Heat until soup comes to a low simmer.  You might want to taste it at this point and adjust spices accordingly, according to your preferences.  (If you don't like hot-spicy, I'd recommend not adding the full amount of cayenne in the beginning and adjust at this point.  At the amounts listed in the recipe, I don't think it's too spicy-hot, it's just right, but then again, I like spicy food.)  Once you've adjusted your spices and reached your low simmer, it's time to transfer the whole soup to a blender or food processor.  Behold, The Ninja:

Proof that I'm not a good blogger - a splotch of soup on my counter top.  Oh heavens!

I bought The Ninja Master Prep Pro a few weeks ago after that unfortunate hummus incident at the beginning of the month.  We love this thing.  The kids think it's awesome when I use it to make shaved ice for snow cones.  My husband uses it a couple of times a week for smoothies for breakfast.  I've used it for hummus twice and haven't killed it.  Not even close.  It's the best blender we've ever had.  I think it's less of a blender and more of a blender/food processor hybrid, but whatever.  It's awesome.  Anyhow...

Blend your soup until smooth.  There will probably be a few visible flecks of garlic or onion, but you just want an overall nice, even consistency.  (If pressed for time or clean blender - I've been there, believe me - you could skip this step altogether.  You'll just have onion chunks to contend with.) Pour your soup back into the original pan.  Add your half-and-half and stir to combine.

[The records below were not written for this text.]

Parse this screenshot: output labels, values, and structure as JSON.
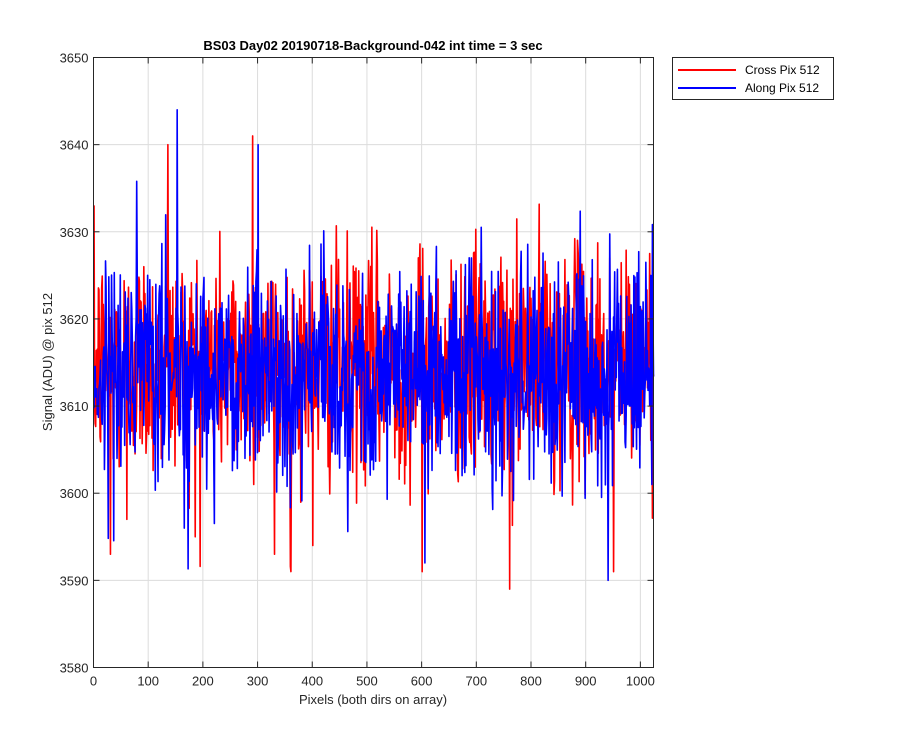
{
  "chart_data": {
    "type": "line",
    "title": "BS03 Day02 20190718-Background-042 int time = 3 sec",
    "xlabel": "Pixels (both dirs on array)",
    "ylabel": "Signal (ADU) @ pix 512",
    "xlim": [
      0,
      1024
    ],
    "ylim": [
      3580,
      3650
    ],
    "xticks": [
      0,
      100,
      200,
      300,
      400,
      500,
      600,
      700,
      800,
      900,
      1000
    ],
    "yticks": [
      3580,
      3590,
      3600,
      3610,
      3620,
      3630,
      3640,
      3650
    ],
    "grid": true,
    "legend_position": "outside-top-right",
    "series": [
      {
        "name": "Cross Pix 512",
        "color": "#ff0000",
        "n_points": 1024,
        "noise_mean": 3615,
        "noise_sd": 6.5,
        "notable_points": [
          [
            2,
            3608
          ],
          [
            30,
            3593
          ],
          [
            60,
            3597
          ],
          [
            135,
            3640
          ],
          [
            185,
            3595
          ],
          [
            290,
            3641
          ],
          [
            330,
            3593
          ],
          [
            360,
            3591
          ],
          [
            400,
            3594
          ],
          [
            600,
            3591
          ],
          [
            760,
            3589
          ],
          [
            950,
            3591
          ]
        ]
      },
      {
        "name": "Along Pix 512",
        "color": "#0000ff",
        "n_points": 1024,
        "noise_mean": 3614,
        "noise_sd": 6.3,
        "notable_points": [
          [
            5,
            3612
          ],
          [
            152,
            3644
          ],
          [
            165,
            3596
          ],
          [
            300,
            3640
          ],
          [
            605,
            3592
          ],
          [
            940,
            3590
          ],
          [
            1020,
            3601
          ]
        ]
      }
    ]
  }
}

I always have half-and-half on hand because I like it in my coffee.  If you don't have half-and-half, you could use whole milk.  Coconut milk would be good too if you want the soup to be vegan or you avoid dairy.  Basically you want to add a touch of creaminess to the soup - it compliments the pumpkin and the spices nicely.  Heat the soup through if the milk-product-of-choice has cooled it significantly.  Ladle into bowls, garnish with parsley:


This recipe makes about 5.5 cups of soup.  I plugged the recipe into Livestrong to figure out calories and such - a 1 and 3/8 cup serving (about 1/4 of the recipe) clocks in at 102 calories.  I had about 1.5 cups in that bowl, which was 111 calories.  It's a little bit higher in fat than I would like (5 grams per serving), which would be a good reason to substitute a lower-fat option for the half-and-half if you're looking to reduce your fat intake.  I worked with what I had on hand, though.  Obviously, 100 calories of soup isn't going to keep you full for very long (though I did get filled up on this one bowl of soup, but I also tend to eat small lunches), so if you're making this for lunch, you might want to add in a small sandwich or salad.  As a starter course, this soup would be great.  

Overall - a warm, spicy soup perfect for fall.  I'll be making it again.